— C'est une manière de refuser, dit sévèrement Auberte. Elle ajouta d'un air de profonde expérience:
— On ne devient pas riche ainsi.
— Je ne peux pourtant pas me rendre pieds et poings liés. On a sa fierté tout en n'étant qu'un oncle. Il faut au moins que ma défaite soit honorable. Je ne serai pas exigeant. Tenez, dit-il accueillant avec joie l'idée qui venait au secours de son imagination en détresse, je ne demanderai à votre amie que d'apporter en dot le lotus de Menaudru.

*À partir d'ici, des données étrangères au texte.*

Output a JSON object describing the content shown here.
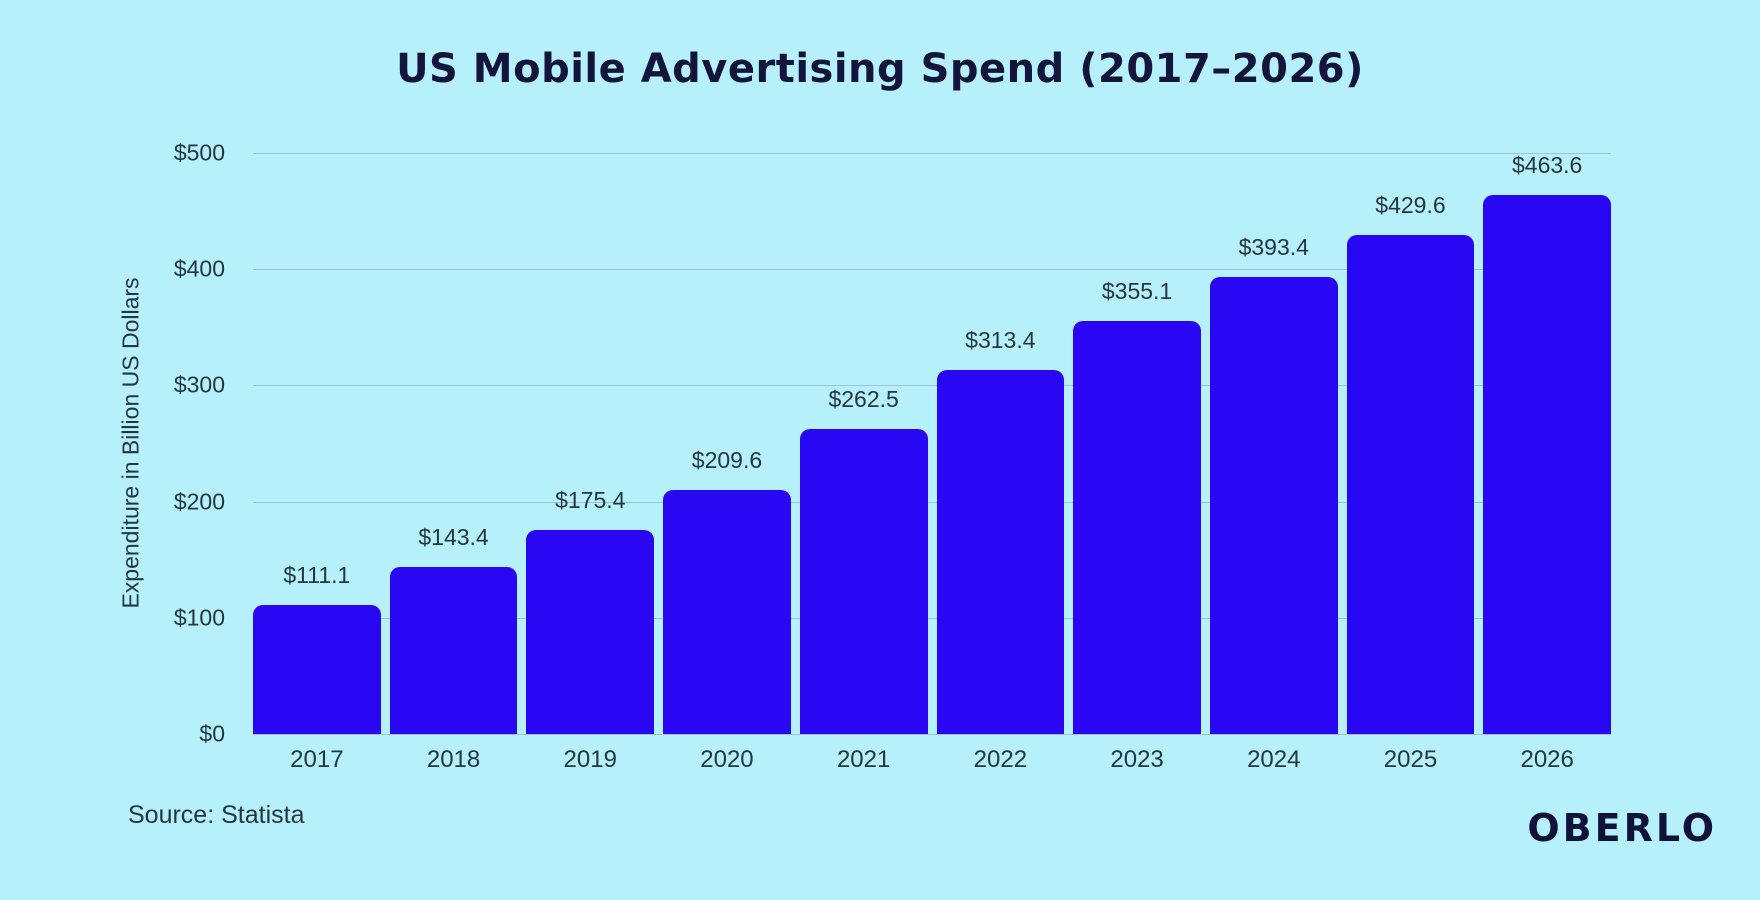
{
  "chart_data": {
    "type": "bar",
    "title": "US Mobile Advertising Spend (2017–2026)",
    "ylabel": "Expenditure in Billion US Dollars",
    "xlabel": "",
    "categories": [
      "2017",
      "2018",
      "2019",
      "2020",
      "2021",
      "2022",
      "2023",
      "2024",
      "2025",
      "2026"
    ],
    "values": [
      111.1,
      143.4,
      175.4,
      209.6,
      262.5,
      313.4,
      355.1,
      393.4,
      429.6,
      463.6
    ],
    "value_labels": [
      "$111.1",
      "$143.4",
      "$175.4",
      "$209.6",
      "$262.5",
      "$313.4",
      "$355.1",
      "$393.4",
      "$429.6",
      "$463.6"
    ],
    "ylim": [
      0,
      500
    ],
    "ytick_labels": [
      "$0",
      "$100",
      "$200",
      "$300",
      "$400",
      "$500"
    ],
    "ytick_values": [
      0,
      100,
      200,
      300,
      400,
      500
    ],
    "grid": true,
    "legend_position": "none"
  },
  "footer": {
    "source": "Source: Statista",
    "brand": "OBERLO"
  },
  "colors": {
    "background": "#b6f0fb",
    "bar": "#2a07f2",
    "gridline": "#a3c2cd",
    "title_text": "#14153c",
    "axis_text": "#243741",
    "logo_text": "#10123a"
  }
}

Et, profitant du désarroi où cette diversion imprévue jetait l'esprit d'Auberte, M. de Gourville s'échappa. Sa voiture était prête. Il fit ses adieux à la famille et se mit en route sans qu'Auberte, demi contente, demi déçue, pût lui adresser un autre mot.
XVI
Le mariage d'Aube, publiquement annoncé, devait être célébré au printemps; Aube avait ce temps pour travailler, prier, gagner du terrain sur elle-même. La dignité de ses fiançailles lui imposait des devoirs qu'elle n'oubliait pas; son attachement pour Hugues achevait de l'arracher à ses limbes: elle voulait s'élever moralement jusqu'à Hugues autant qu'il était en elle, elle voulait être digne de lui; il fallait qu'à chacun de ses voyages, Hugues constatât en Aube un progrès qui le réjouît.
Mais il la trouvait parfaite ainsi, il ne souhaitait point de changement en elle. Pour paraître plus femme, elle avait voulu relever ses cheveux; mais leur poids excessif lui faisait mal, et elle avait gardé sa belle natte d'enfant.
Hugues ne se plaignait jamais qu'Aube fût trop enfant, trop jeune.
Au cours d'une visite qu'Auberte faisait à la Maison avec sa mère, elle remarqua que Cam, Joseph et Gillette lui adressaient, à la dérobée, des signes expressifs qui lui enjoignaient de sortir.
Elle quitta le salon, pendant que Mme Droy et Mme de Menaudru monopolisaient Hugues pour lui infliger le débat d'une question de corbeille.